On the first screen verify language/locale settings. .On the Install screen select Repair your computer.

On the System Recovery Options page select Restore your computer using a system image that you created earlier

On the Select a system image backup page select Select a system image > Advanced > Search for a system image on the network. Select Yes if a warning appears. Navigate to the share path, input the credentials, and select the recovery point. This scans for specific backups available in that recovery point. Select the recovery point.

In Choose how to restore the backup select Format and repartition disks. In the next screen verify settings and click Finish to begin the restore. Restart as required.

Restore system state

Run recovery on the DPM server:

In the Recovery pane find the machine you want to recovery > Bare Metal Recovery.

Available recovery points are indicated in bold on the calendar. Select the date and time for the recovery point you want to use.

In Select Recovery Type select Copy to a network folder.

In Specify Destination select where you want to copy the data to. Remember that the selected destination will need enough room. We recommend a new folder.

In Specify Recovery Options select the security settings to apply and select whether you want to use SAN-based hardware snapshots for quicker recovery (only an option if you have a SAN with this functionality enabled and the ability to create and split a clone to make it writable. In addition the protected machine and DPM server must be connected to the same network).

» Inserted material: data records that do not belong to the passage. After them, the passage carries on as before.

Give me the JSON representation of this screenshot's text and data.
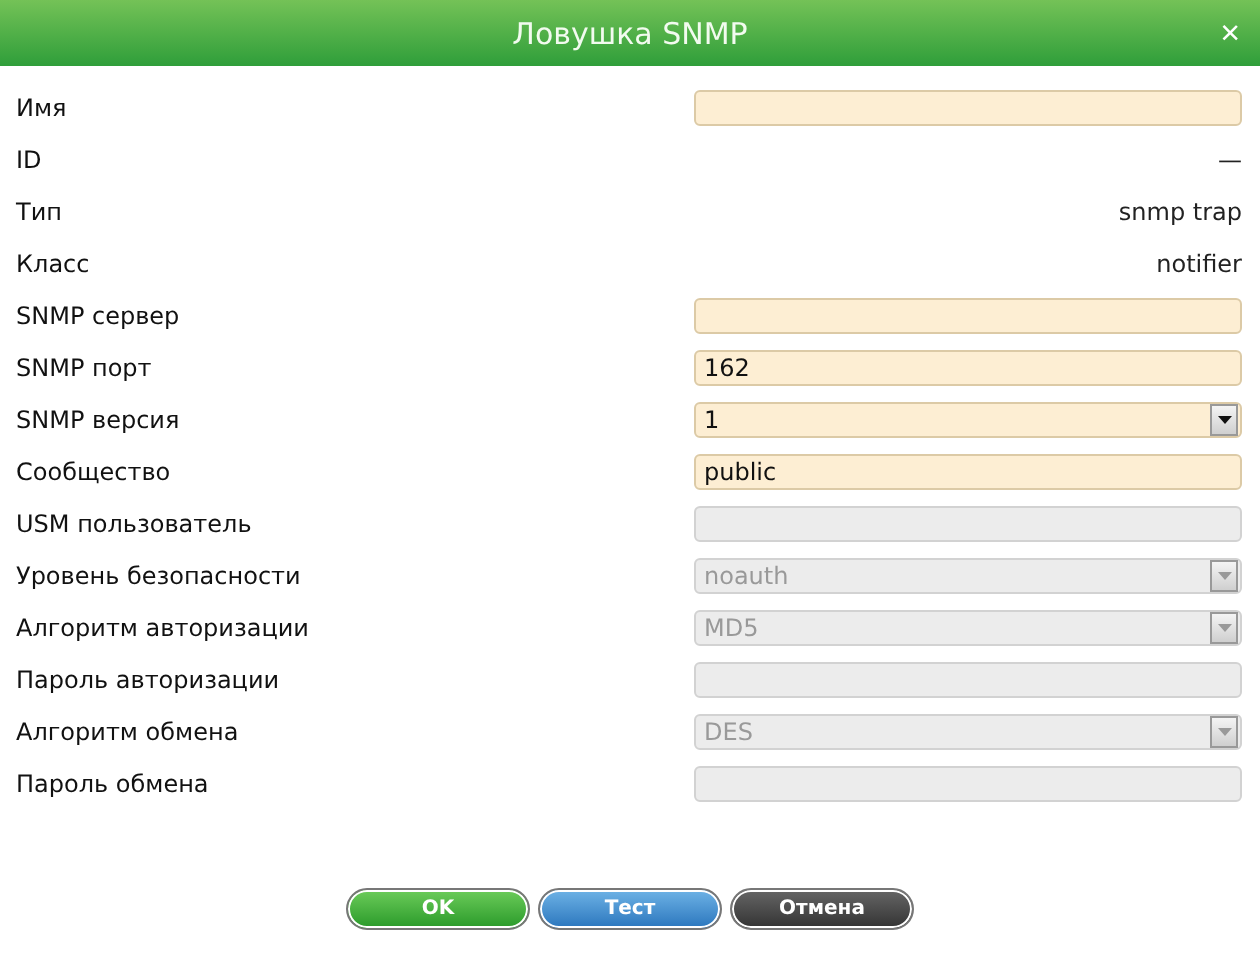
{
  "window": {
    "title": "Ловушка SNMP",
    "close": "×"
  },
  "fields": [
    {
      "label": "Имя",
      "kind": "input",
      "disabled": false
    },
    {
      "label": "ID",
      "kind": "text",
      "value": "—"
    },
    {
      "label": "Тип",
      "kind": "text",
      "value": "snmp trap"
    },
    {
      "label": "Класс",
      "kind": "text",
      "value": "notifier"
    },
    {
      "label": "SNMP сервер",
      "kind": "input",
      "disabled": false
    },
    {
      "label": "SNMP порт",
      "kind": "input",
      "value": "162",
      "disabled": false
    },
    {
      "label": "SNMP версия",
      "kind": "select",
      "value": "1",
      "disabled": false
    },
    {
      "label": "Сообщество",
      "kind": "input",
      "value": "public",
      "disabled": false
    },
    {
      "label": "USM пользователь",
      "kind": "input",
      "disabled": true
    },
    {
      "label": "Уровень безопасности",
      "kind": "select",
      "value": "noauth",
      "disabled": true
    },
    {
      "label": "Алгоритм авторизации",
      "kind": "select",
      "value": "MD5",
      "disabled": true
    },
    {
      "label": "Пароль авторизации",
      "kind": "input",
      "disabled": true
    },
    {
      "label": "Алгоритм обмена",
      "kind": "select",
      "value": "DES",
      "disabled": true
    },
    {
      "label": "Пароль обмена",
      "kind": "input",
      "disabled": true
    }
  ],
  "buttons": [
    {
      "label": "OK",
      "kind": "ok"
    },
    {
      "label": "Тест",
      "kind": "test"
    },
    {
      "label": "Отмена",
      "kind": "cancel"
    }
  ]
}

Set up notification options and click Recover on the Summary page.

Run Windows Server Backup

Click Actions > Recover > This Server > Next.

Click Another Server > Specify Location Type page > Remote shared folder. Provide the path to the folder that contains the recovery point.

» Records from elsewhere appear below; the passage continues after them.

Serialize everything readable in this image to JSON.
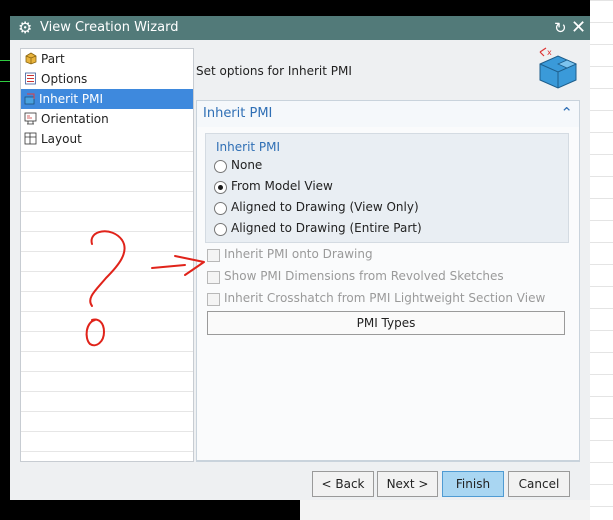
{
  "window": {
    "title": "View Creation Wizard",
    "icons": {
      "settings": "gear-icon",
      "reset": "reset-icon",
      "close": "close-icon"
    }
  },
  "nav": {
    "items": [
      {
        "label": "Part",
        "icon": "cube-icon",
        "selected": false
      },
      {
        "label": "Options",
        "icon": "options-icon",
        "selected": false
      },
      {
        "label": "Inherit PMI",
        "icon": "pmi-icon",
        "selected": true
      },
      {
        "label": "Orientation",
        "icon": "orientation-icon",
        "selected": false
      },
      {
        "label": "Layout",
        "icon": "layout-icon",
        "selected": false
      }
    ]
  },
  "header": {
    "text": "Set options for Inherit PMI",
    "icon": "view-wizard-icon"
  },
  "panel": {
    "title": "Inherit PMI",
    "group_title": "Inherit PMI",
    "radios": [
      {
        "label": "None",
        "checked": false
      },
      {
        "label": "From Model View",
        "checked": true
      },
      {
        "label": "Aligned to Drawing (View Only)",
        "checked": false
      },
      {
        "label": "Aligned to Drawing (Entire Part)",
        "checked": false
      }
    ],
    "checkboxes": [
      {
        "label": "Inherit PMI onto Drawing",
        "checked": false,
        "enabled": false
      },
      {
        "label": "Show PMI Dimensions from Revolved Sketches",
        "checked": false,
        "enabled": false
      },
      {
        "label": "Inherit Crosshatch from PMI Lightweight Section View",
        "checked": false,
        "enabled": false
      }
    ],
    "pmi_types_label": "PMI Types"
  },
  "footer": {
    "back": "< Back",
    "next": "Next >",
    "finish": "Finish",
    "cancel": "Cancel"
  },
  "colors": {
    "titlebar": "#527a79",
    "selection": "#3e89dd",
    "section_title": "#2f6fb5",
    "annotation": "#e0231a"
  }
}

In Select Recovery Type click System state. In Select Location for System State Recovery click Original Location

In Confirmation click Recover. You’ll need to restart the server after the restore.

You can also run a system state restore from the command-line. To do this start Windows Server Backup on the machine you want to recover. From a command prompt type: wbadmin get versions -backuptarget to get the version identifier.

Use the version identifier to start system state restore. At the command line type: wbadmin start systemstaterecovery -version: -backuptarget: Confirm that you want to start the recovery. You can see the process in the command window. A restore log is created. You’ll need restart the server after the restore.